La crisi rischia ora di allargarsi anche a Modi e al sistema politico, visto che l’opposizione indiana ha sempre accusato il governo di riservare un trattamento di favore ai grandi miliardari. In primis Adani, che tra le altre cose lo scorso anno ha lanciato e completato un’acquisizione ostile dell’emittente NDTV, uno dei pochi media che aveva mantenuto una linea indipendente e critica nei confronti di Modi, resosi protagonista in questi anni di una forte stretta sulla libertà di stampa. I partiti dell’opposizione hanno chiesto l’istituzione di una commissione parlamentare per indagare sulla vicenda e hanno interrotto i lavori, attaccando di nuovo sulla vicinanza tra Adani e Modi.
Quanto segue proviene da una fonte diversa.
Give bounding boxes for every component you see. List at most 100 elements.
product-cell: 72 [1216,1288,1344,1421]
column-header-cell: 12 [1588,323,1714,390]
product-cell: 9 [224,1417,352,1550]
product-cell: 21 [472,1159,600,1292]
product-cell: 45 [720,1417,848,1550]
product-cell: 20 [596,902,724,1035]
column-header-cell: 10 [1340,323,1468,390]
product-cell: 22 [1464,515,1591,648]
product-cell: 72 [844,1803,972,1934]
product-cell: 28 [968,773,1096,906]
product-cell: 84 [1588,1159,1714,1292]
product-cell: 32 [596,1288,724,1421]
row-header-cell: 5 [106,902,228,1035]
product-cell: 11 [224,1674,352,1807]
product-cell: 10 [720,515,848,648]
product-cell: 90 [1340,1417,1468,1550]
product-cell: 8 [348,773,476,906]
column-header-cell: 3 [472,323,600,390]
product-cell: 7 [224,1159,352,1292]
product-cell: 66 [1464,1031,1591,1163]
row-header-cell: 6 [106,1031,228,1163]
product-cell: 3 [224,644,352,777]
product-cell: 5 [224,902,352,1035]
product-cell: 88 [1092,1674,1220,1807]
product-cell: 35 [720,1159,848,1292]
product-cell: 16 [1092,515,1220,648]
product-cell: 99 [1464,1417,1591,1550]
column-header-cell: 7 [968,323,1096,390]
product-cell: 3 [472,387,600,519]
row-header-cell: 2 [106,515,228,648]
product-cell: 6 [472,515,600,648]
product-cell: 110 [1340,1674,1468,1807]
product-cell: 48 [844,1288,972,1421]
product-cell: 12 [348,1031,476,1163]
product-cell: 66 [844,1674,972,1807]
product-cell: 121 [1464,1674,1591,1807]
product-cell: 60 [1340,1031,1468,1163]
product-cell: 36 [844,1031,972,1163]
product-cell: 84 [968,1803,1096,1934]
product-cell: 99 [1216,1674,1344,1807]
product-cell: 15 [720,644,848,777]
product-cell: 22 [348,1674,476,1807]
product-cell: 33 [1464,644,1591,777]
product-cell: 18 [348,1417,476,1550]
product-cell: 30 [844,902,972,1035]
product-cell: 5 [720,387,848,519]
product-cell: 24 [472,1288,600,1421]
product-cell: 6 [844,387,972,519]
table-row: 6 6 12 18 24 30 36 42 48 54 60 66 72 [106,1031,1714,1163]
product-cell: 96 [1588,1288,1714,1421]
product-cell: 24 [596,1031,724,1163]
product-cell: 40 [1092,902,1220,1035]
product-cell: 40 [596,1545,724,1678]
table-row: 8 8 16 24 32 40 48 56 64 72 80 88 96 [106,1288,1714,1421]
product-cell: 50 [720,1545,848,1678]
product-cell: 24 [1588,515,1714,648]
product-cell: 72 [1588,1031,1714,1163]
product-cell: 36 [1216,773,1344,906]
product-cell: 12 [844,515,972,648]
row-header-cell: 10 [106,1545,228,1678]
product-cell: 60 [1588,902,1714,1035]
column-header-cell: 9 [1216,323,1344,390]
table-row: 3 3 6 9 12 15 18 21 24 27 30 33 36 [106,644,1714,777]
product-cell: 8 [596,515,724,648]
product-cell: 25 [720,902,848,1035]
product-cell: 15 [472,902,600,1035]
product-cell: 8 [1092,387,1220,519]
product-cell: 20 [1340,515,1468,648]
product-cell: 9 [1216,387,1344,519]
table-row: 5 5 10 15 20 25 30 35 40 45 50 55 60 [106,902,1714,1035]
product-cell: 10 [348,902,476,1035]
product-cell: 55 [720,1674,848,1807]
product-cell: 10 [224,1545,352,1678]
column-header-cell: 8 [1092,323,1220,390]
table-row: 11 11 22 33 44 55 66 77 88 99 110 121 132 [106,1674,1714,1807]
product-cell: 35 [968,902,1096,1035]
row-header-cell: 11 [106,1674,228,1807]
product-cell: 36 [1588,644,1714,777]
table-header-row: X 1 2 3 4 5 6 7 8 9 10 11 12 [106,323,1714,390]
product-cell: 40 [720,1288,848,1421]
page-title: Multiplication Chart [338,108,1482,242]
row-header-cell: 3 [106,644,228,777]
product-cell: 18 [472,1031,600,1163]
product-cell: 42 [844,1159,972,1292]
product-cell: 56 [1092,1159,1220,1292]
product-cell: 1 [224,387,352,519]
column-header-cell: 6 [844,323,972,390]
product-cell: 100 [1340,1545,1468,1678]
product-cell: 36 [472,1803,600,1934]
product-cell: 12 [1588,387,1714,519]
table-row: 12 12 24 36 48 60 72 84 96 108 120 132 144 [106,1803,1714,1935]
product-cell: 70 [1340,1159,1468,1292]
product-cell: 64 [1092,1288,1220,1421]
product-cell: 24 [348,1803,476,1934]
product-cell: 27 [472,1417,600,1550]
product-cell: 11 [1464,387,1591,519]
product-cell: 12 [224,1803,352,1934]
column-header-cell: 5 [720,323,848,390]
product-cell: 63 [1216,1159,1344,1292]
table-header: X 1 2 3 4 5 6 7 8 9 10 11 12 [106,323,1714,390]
Nei giorni scorsi, diversi manifestanti guidati dall’opposizione hanno anche espresso rabbia per gli investimenti effettuati da Life Insurance Corporation e State Bank of India, sostenute dallo Stato, nel Gruppo Adani.
Sia Modi sia Adani provano a difendersi inserendo l’elemento geopolitico. Il miliardario ha definito la vicenda “un attacco calcolato all’India” e “all’indipendenza, all’integrità e alla qualità delle istituzioni indiane”. La portata dello scandalo rischia di essere notevole, visto che arriva in un momento molto delicato per Modi, già alle prese con le proteste per la decisione di censurare il documentario prodotto dalla BBC su di lui. Il film getta ombre inquietanti sul ruolo di Modi nel massacro del Gujarat ma anche sull’erosione dei diritti delle minoranze e dei cittadini indiani da quando il premier è al governo. La sua stretta censura ha causato proteste di studenti. Questa vicenda, unita a quella di Adani, potrebbe compattare la tradizionalmente frammentata opposizione indiana in vista delle elezioni del 2024.
Adani e Modi sono legati a doppio filo da molto tempo. Entrambi provengono dal Gujarat, lo Stato dell’India occidentale. Qui è dove Modi ha iniziato a sperimentare le sue doti di leadership. Mentre era a capo del governo locale, si verificò il famoso massacro del 2002. Un treno di pellegrini indù venne attaccato e la responsabilità ricadde sulla minoranza musulmana, presa di mira dalla maggioranza. Gli scontri che ne seguirono causarono ufficialmente 1500 morti, la maggior parte nella comunità musulmana. Modi fu anche indagato dalla giustizia indiana per presunte responsabilità nel non aver agito per impedire le violenze contro la minoranza. Dopo diversi anni fu assolto, ma la sua politica ha sempre avuto tinte ultranazionaliste indù. Negli ultimi anni, diverse leggi dell’amministrazione Modi hanno considerevolmente ridotto i diritti della minoranza musulmana, a partire dalla revoca dell’autonomia del Kashmir e dalla revisione della legge sulla cittadinanza.